S'emporter était vain avec cet être-là. Alicia accepta de jouer son jeu en se détendant. Elle opta pour une sorte de grenade, juteuse et sucrée à souhait, tandis qu'une consœur nocturne se servait d'une grappe de baies jaunes.

Son verre savouré, le maître des lieux claqua sa langue de satisfaction et bourra une pipe allongée en bois laqué qu'il alluma. S'éleva alors une senteur sirupeuse.

– À défaut d'ingérer du sucre, je l'inhale. Tout aussi délectable et moins nocif… pour mon entourage  !

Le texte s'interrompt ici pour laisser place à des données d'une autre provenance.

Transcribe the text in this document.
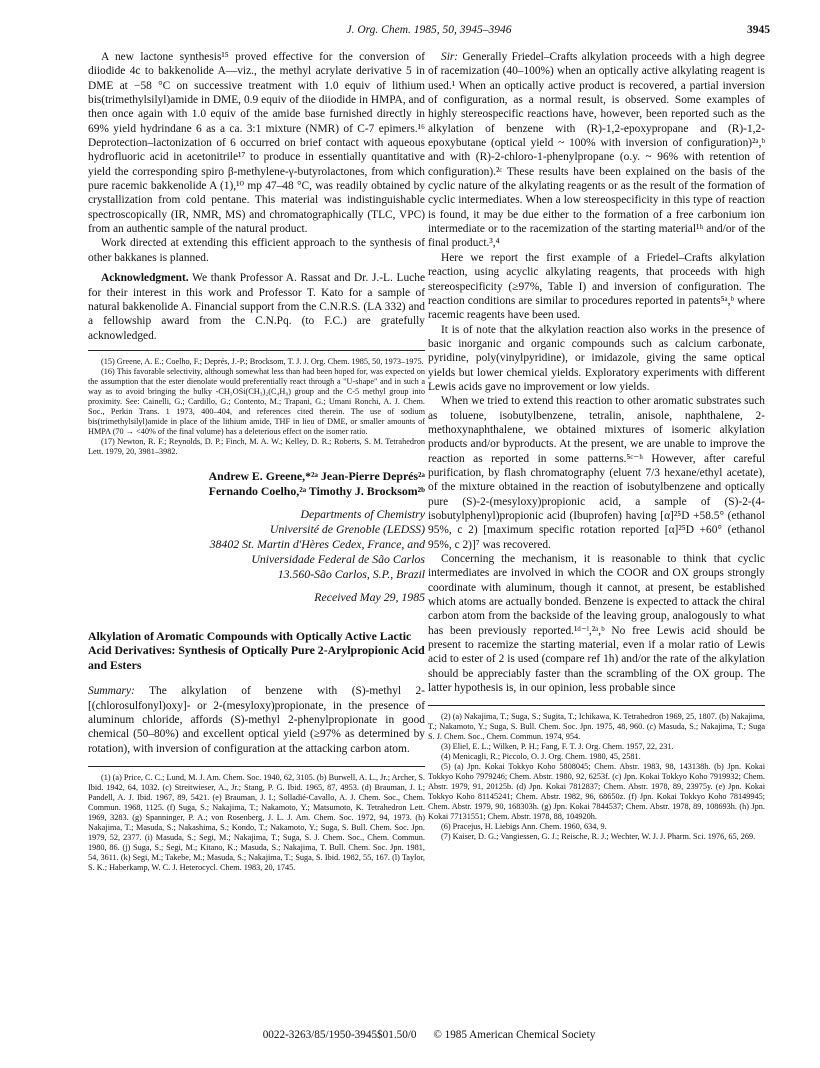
J. Org. Chem. 1985, 50, 3945–3946	3945

A new lactone synthesis¹⁵ proved effective for the conversion of diiodide 4c to bakkenolide A—viz., the methyl acrylate derivative 5 in DME at −58 °C on successive treatment with 1.0 equiv of lithium bis(trimethylsilyl)amide in DME, 0.9 equiv of the diiodide in HMPA, and then once again with 1.0 equiv of the amide base furnished directly in 69% yield hydrindane 6 as a ca. 3:1 mixture (NMR) of C-7 epimers.¹⁶ Deprotection–lactonization of 6 occurred on brief contact with aqueous hydrofluoric acid in acetonitrile¹⁷ to produce in essentially quantitative yield the corresponding spiro β-methylene-γ-butyrolactones, from which pure racemic bakkenolide A (1),¹⁰ mp 47–48 °C, was readily obtained by crystallization from cold pentane. This material was indistinguishable spectroscopically (IR, NMR, MS) and chromatographically (TLC, VPC) from an authentic sample of the natural product.

Work directed at extending this efficient approach to the synthesis of other bakkanes is planned.

Acknowledgment. We thank Professor A. Rassat and Dr. J.-L. Luche for their interest in this work and Professor T. Kato for a sample of natural bakkenolide A. Financial support from the C.N.R.S. (LA 332) and a fellowship award from the C.N.Pq. (to F.C.) are gratefully acknowledged.

(15) Greene, A. E.; Coelho, F.; Deprés, J.-P.; Brocksom, T. J. J. Org. Chem. 1985, 50, 1973–1975.

(16) This favorable selectivity, although somewhat less than had been hoped for, was expected on the assumption that the ester dienolate would preferentially react through a "U-shape" and in such a way as to avoid bringing the bulky -CH₂OSi(CH₃)₂(C₄H₉) group and the C-5 methyl group into proximity. See: Cainelli, G.; Cardillo, G.; Contento, M.; Trapani, G.; Umani Ronchi, A. J. Chem. Soc., Perkin Trans. 1 1973, 400–404, and references cited therein. The use of sodium bis(trimethylsilyl)amide in place of the lithium amide, THF in lieu of DME, or smaller amounts of HMPA (70 → <40% of the final volume) has a deleterious effect on the isomer ratio.

(17) Newton, R. F.; Reynolds, D. P.; Finch, M. A. W.; Kelley, D. R.; Roberts, S. M. Tetrahedron Lett. 1979, 20, 3981–3982.

Andrew E. Greene,*²ᵃ Jean-Pierre Deprés²ᵃ
Fernando Coelho,²ᵃ Timothy J. Brocksom²ᵇ
Departments of Chemistry
Université de Grenoble (LEDSS)
38402 St. Martin d'Hères Cedex, France, and
Universidade Federal de São Carlos
13.560-São Carlos, S.P., Brazil
Received May 29, 1985
Alkylation of Aromatic Compounds with Optically Active Lactic Acid Derivatives: Synthesis of Optically Pure 2-Arylpropionic Acid and Esters

Summary: The alkylation of benzene with (S)-methyl 2-[(chlorosulfonyl)oxy]- or 2-(mesyloxy)propionate, in the presence of aluminum chloride, affords (S)-methyl 2-phenylpropionate in good chemical (50–80%) and excellent optical yield (≥97% as determined by rotation), with inversion of configuration at the attacking carbon atom.

(1) (a) Price, C. C.; Lund, M. J. Am. Chem. Soc. 1940, 62, 3105. (b) Burwell, A. L., Jr.; Archer, S. Ibid. 1942, 64, 1032. (c) Streitwieser, A., Jr.; Stang, P. G. Ibid. 1965, 87, 4953. (d) Brauman, J. I.; Pandell, A. J. Ibid. 1967, 89, 5421. (e) Brauman, J. I.; Solladié-Cavallo, A. J. Chem. Soc., Chem. Commun. 1968, 1125. (f) Suga, S.; Nakajima, T.; Nakamoto, Y.; Matsumoto, K. Tetrahedron Lett. 1969, 3283. (g) Spanninger, P. A.; von Rosenberg, J. L. J. Am. Chem. Soc. 1972, 94, 1973. (h) Nakajima, T.; Masuda, S.; Nakashima, S.; Kondo, T.; Nakamoto, Y.; Suga, S. Bull. Chem. Soc. Jpn. 1979, 52, 2377. (i) Masuda, S.; Segi, M.; Nakajima, T.; Suga, S. J. Chem. Soc., Chem. Commun. 1980, 86. (j) Suga, S.; Segi, M.; Kitano, K.; Masuda, S.; Nakajima, T. Bull. Chem. Soc. Jpn. 1981, 54, 3611. (k) Segi, M.; Takebe, M.; Masuda, S.; Nakajima, T.; Suga, S. Ibid. 1982, 55, 167. (l) Taylor, S. K.; Haberkamp, W. C. J. Heterocycl. Chem. 1983, 20, 1745.

Sir: Generally Friedel–Crafts alkylation proceeds with a high degree of racemization (40–100%) when an optically active alkylating reagent is used.¹ When an optically active product is recovered, a partial inversion of configuration, as a normal result, is observed. Some examples of highly stereospecific reactions have, however, been reported such as the alkylation of benzene with (R)-1,2-epoxypropane and (R)-1,2-epoxybutane (optical yield ~ 100% with inversion of configuration)²ᵃ,ᵇ and with (R)-2-chloro-1-phenylpropane (o.y. ~ 96% with retention of configuration).²ᶜ These results have been explained on the basis of the cyclic nature of the alkylating reagents or as the result of the formation of cyclic intermediates. When a low stereospecificity in this type of reaction is found, it may be due either to the formation of a free carbonium ion intermediate or to the racemization of the starting material¹ʰ and/or of the final product.³,⁴

Here we report the first example of a Friedel–Crafts alkylation reaction, using acyclic alkylating reagents, that proceeds with high stereospecificity (≥97%, Table I) and inversion of configuration. The reaction conditions are similar to procedures reported in patents⁵ᵃ,ᵇ where racemic reagents have been used.

It is of note that the alkylation reaction also works in the presence of basic inorganic and organic compounds such as calcium carbonate, pyridine, poly(vinylpyridine), or imidazole, giving the same optical yields but lower chemical yields. Exploratory experiments with different Lewis acids gave no improvement or low yields.

When we tried to extend this reaction to other aromatic substrates such as toluene, isobutylbenzene, tetralin, anisole, naphthalene, 2-methoxynaphthalene, we obtained mixtures of isomeric alkylation products and/or byproducts. At the present, we are unable to improve the reaction as reported in some patterns.⁵ᶜ⁻ʰ However, after careful purification, by flash chromatography (eluent 7/3 hexane/ethyl acetate), of the mixture obtained in the reaction of isobutylbenzene and optically pure (S)-2-(mesyloxy)propionic acid, a sample of (S)-2-(4-isobutylphenyl)propionic acid (Ibuprofen) having [α]²⁵D +58.5° (ethanol 95%, c 2) [maximum specific rotation reported [α]²⁵D +60° (ethanol 95%, c 2)]⁷ was recovered.

Concerning the mechanism, it is reasonable to think that cyclic intermediates are involved in which the COOR and OX groups strongly coordinate with aluminum, though it cannot, at present, be established which atoms are actually bonded. Benzene is expected to attack the chiral carbon atom from the backside of the leaving group, analogously to what has been previously reported.¹ᵈ⁻ˡ,²ᵃ,ᵇ No free Lewis acid should be present to racemize the starting material, even if a molar ratio of Lewis acid to ester of 2 is used (compare ref 1h) and/or the rate of the alkylation should be appreciably faster than the scrambling of the OX group. The latter hypothesis is, in our opinion, less probable since

(2) (a) Nakajima, T.; Suga, S.; Sugita, T.; Ichikawa, K. Tetrahedron 1969, 25, 1807. (b) Nakajima, T.; Nakamoto, Y.; Suga, S. Bull. Chem. Soc. Jpn. 1975, 48, 960. (c) Masuda, S.; Nakajima, T.; Suga S. J. Chem. Soc., Chem. Commun. 1974, 954.

(3) Eliel, E. L.; Wilken, P. H.; Fang, F. T. J. Org. Chem. 1957, 22, 231.

(4) Menicagli, R.; Piccolo, O. J. Org. Chem. 1980, 45, 2581.

(5) (a) Jpn. Kokai Tokkyo Koho 5808045; Chem. Abstr. 1983, 98, 143138h. (b) Jpn. Kokai Tokkyo Koho 7979246; Chem. Abstr. 1980, 92, 6253f. (c) Jpn. Kokai Tokkyo Koho 7919932; Chem. Abstr. 1979, 91, 20125b. (d) Jpn. Kokai 7812837; Chem. Abstr. 1978, 89, 23975y. (e) Jpn. Kokai Tokkyo Koho 81145241; Chem. Abstr. 1982, 96, 68650z. (f) Jpn. Kokai Tokkyo Koho 78149945; Chem. Abstr. 1979, 90, 168303h. (g) Jpn. Kokai 7844537; Chem. Abstr. 1978, 89, 108693h. (h) Jpn. Kokai 77131551; Chem. Abstr. 1978, 88, 104920h.

(6) Pracejus, H. Liebigs Ann. Chem. 1960, 634, 9.

(7) Kaiser, D. G.; Vangiessen, G. J.; Reische, R. J.; Wechter, W. J. J. Pharm. Sci. 1976, 65, 269.

0022-3263/85/1950-3945$01.50/0 © 1985 American Chemical Society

Nouveau gloussement amusé, dont le sérieux ne faisait aucun doute. Elliot avait commis l'erreur un jour de manger un peu trop d'un gâteau plus sucré qu'il ne le pensait, il s'était montré d'une allégresse peu coutumière et d'un sadisme plutôt exacerbé. Il avait fallu à Alicia toute son intelligence pour lui détourner l'attention des corps humains gorgés de sang, le temps qu'il se reprenne.

– Alors, vous disiez qu'il se passait quelque chose dans les Territoires vampires ? répéta Alicia sur le ton du badinage.

– La paix ne dure jamais dans une nation, reprit Sethore sur le même air. Il s'y trame dans les ombres un tas de manigances sans répit. Les alliés d'hier deviennent les ennemis de demain.

– Quels manigances actuelles concernent mon mari et mes enfants ? insista l'elfe diurne, avec une légèreté affichée.

– Une lassitude, un agacement. Ou plutôt une tolérance consommée. Vous qui vivez avec l'un de mes frères d'espèce, devez savoir que nous sommes peu scrupuleux d'autrui, tant que nous ne portons pas de responsabilité envers eux. Nous nous aimons en premier et recherchons nos plaisirs avant tout, sans nous travestir derrière des morales absconses. Pourtant, nous aussi avons notre fierté en tant qu'entité intelligence et sensible. Nous aimons évoluer dans une nation qui nous reconnaît et valorise comme telle.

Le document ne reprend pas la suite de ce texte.